ポイントは「全身で聴く」こと。“承認できる場”を生むコーチングの魅力

●コーチングの基本「聴く」「伝える」「質問する」の3つのスキルを3ヶ月かけて実践
●コーチングの基本のスキルは簡単にチャレンジできることばかり
●特に大切なのは「聴く」こと。ひと月実践できると、意外な相手の姿や自分の本音も見えてくる。
●コーチングで「伝えたい」のは、指示ではなく「信じているよ」「認めているよ」という“承認”。
●「答えはその人自身が持っている」ということを信じて根気よくチャレンジする。
●「自分はどうしたい?」「どんな方法ならできる?」と自分に質問するセルフコーチングの体験は、その人の本音を引き出すきっかけになる。
●「聴く」ことに注力しているうちに、「分かってもらえない」という前提が薄れていく。
●積極的に「聴く」だけで、相手との距離が近くなり“承認”しあえる関係になる。
●“承認”が“信頼関係”に発展し、思いがけない心の開放をもたらすこともある。

11年前にコーチングプロ講座を受講した私。現在はそんな私がナビゲーターになり「コーチングCafé」というものを実施しています。自身も参加者と共に体験する形式にし、コーチングの基本である「聴く」「伝える」「質問する」の3つのスキルを、参加者と共有しながら体験してきました。フラットな関係から気づきや学びがたくさん生まれ、互いを“承認”しあえる場となっています。
当記事では、これらの体験から感じたコーチングの魅力について、実践した内容を紹介しながらお伝えします。ぜひ皆さんもチャレンジしてみてください。

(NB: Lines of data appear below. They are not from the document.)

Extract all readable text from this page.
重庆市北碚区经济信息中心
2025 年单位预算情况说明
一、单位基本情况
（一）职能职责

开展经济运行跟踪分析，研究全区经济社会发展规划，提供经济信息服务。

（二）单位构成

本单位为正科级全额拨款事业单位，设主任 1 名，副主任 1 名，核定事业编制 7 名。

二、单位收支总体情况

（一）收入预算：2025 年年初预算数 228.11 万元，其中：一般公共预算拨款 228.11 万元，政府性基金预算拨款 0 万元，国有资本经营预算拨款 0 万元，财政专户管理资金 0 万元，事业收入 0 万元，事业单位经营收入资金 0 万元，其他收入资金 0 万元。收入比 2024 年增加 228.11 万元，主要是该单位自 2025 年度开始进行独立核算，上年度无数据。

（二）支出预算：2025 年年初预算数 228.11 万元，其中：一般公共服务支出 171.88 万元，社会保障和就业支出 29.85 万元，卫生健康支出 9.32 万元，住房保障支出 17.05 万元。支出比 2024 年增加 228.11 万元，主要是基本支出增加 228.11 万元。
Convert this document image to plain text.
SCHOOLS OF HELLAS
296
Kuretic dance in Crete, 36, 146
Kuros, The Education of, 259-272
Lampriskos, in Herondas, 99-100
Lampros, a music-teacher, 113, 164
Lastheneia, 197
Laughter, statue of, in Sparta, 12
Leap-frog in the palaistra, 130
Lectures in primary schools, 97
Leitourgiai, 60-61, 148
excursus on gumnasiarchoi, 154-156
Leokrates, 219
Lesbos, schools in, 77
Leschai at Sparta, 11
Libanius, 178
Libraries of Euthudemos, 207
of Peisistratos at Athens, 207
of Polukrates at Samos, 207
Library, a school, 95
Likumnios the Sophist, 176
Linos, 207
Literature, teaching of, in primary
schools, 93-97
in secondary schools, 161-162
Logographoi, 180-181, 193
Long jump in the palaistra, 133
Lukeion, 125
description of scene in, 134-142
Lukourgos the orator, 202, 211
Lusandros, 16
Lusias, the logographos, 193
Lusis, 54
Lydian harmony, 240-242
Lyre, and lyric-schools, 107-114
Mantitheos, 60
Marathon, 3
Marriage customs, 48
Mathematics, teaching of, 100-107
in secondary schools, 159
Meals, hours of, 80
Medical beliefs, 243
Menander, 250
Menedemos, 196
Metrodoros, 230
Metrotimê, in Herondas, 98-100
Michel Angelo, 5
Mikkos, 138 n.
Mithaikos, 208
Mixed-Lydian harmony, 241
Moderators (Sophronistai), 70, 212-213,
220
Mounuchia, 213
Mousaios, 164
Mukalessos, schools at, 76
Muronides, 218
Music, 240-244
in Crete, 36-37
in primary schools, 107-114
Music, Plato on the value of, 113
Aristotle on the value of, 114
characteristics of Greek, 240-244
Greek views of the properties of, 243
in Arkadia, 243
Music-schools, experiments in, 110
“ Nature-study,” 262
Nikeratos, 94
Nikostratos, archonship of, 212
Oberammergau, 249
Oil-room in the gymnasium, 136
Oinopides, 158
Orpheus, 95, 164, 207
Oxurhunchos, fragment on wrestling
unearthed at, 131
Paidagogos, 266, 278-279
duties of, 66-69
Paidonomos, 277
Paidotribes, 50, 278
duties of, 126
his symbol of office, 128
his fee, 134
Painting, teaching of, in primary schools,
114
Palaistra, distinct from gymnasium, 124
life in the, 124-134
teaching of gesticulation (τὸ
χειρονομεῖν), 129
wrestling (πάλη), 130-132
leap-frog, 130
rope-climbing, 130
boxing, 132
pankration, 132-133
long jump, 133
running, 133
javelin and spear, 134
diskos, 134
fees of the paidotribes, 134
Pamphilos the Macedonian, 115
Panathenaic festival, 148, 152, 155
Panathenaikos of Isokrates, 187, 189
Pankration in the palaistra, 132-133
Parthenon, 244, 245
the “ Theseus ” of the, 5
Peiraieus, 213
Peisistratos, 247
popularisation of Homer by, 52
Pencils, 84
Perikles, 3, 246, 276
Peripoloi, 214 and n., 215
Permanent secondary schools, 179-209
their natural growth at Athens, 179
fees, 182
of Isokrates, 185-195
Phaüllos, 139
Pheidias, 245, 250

「コーチングCafé」の実践で感じたコーチングの魅力

馬車を意味する「Coach」が語源と言われるコーチング。馬車が乗客を目的地に連れていくことと同じように、コーチはクライアントを目標や目的に導く役割をします。コーチングの魅力は「クライアント自身が、自分の中にある答えを自分で言葉にし、自分で気づいていく姿を目の当たりにできる」ということだと私は感じています。この姿に出会えたとき、コーチも大きな喜びを感じられます。

「コーチングCafé」の実施期間は3ヶ月。月1回のカフェでの会合に加えて、SNSでグループを作り、ナビゲーターの私を含め参加者の皆がそれぞれ家庭や職場などで宿題を実践して感じたことや成果をシェアしあいながら進めました。コーチングの基本スキルは簡単にチャレンジできることばかりで、参加者の立場やステージが違っていても、皆の素直な感想が全員にとって参考になることも魅力でした。
「答えを求められて辛い」「関係性が良くならない」など、コーチングはネガティブなイメージも多いようですが、本当の方法や魅力を知って実践すると、想像以上の気づきやコミュニケーションの深まりを実感できます。これは癒しになると言っても良いくらい、素敵なものだと感じました。

1ヶ月目のテーマ:聴く

「聴く」は聞き流すことではなく、積極的に「全身で聴く」ことを意味します。クライアントの話をひたすら「聴く」ことがコーチの仕事。クライアントは自分で考えたことを話し、自分で話した言葉を自分で聞き、自分で気づいていきます。主役はクライアントであることを意識し、コーチが話すのは2割くらいに留めます。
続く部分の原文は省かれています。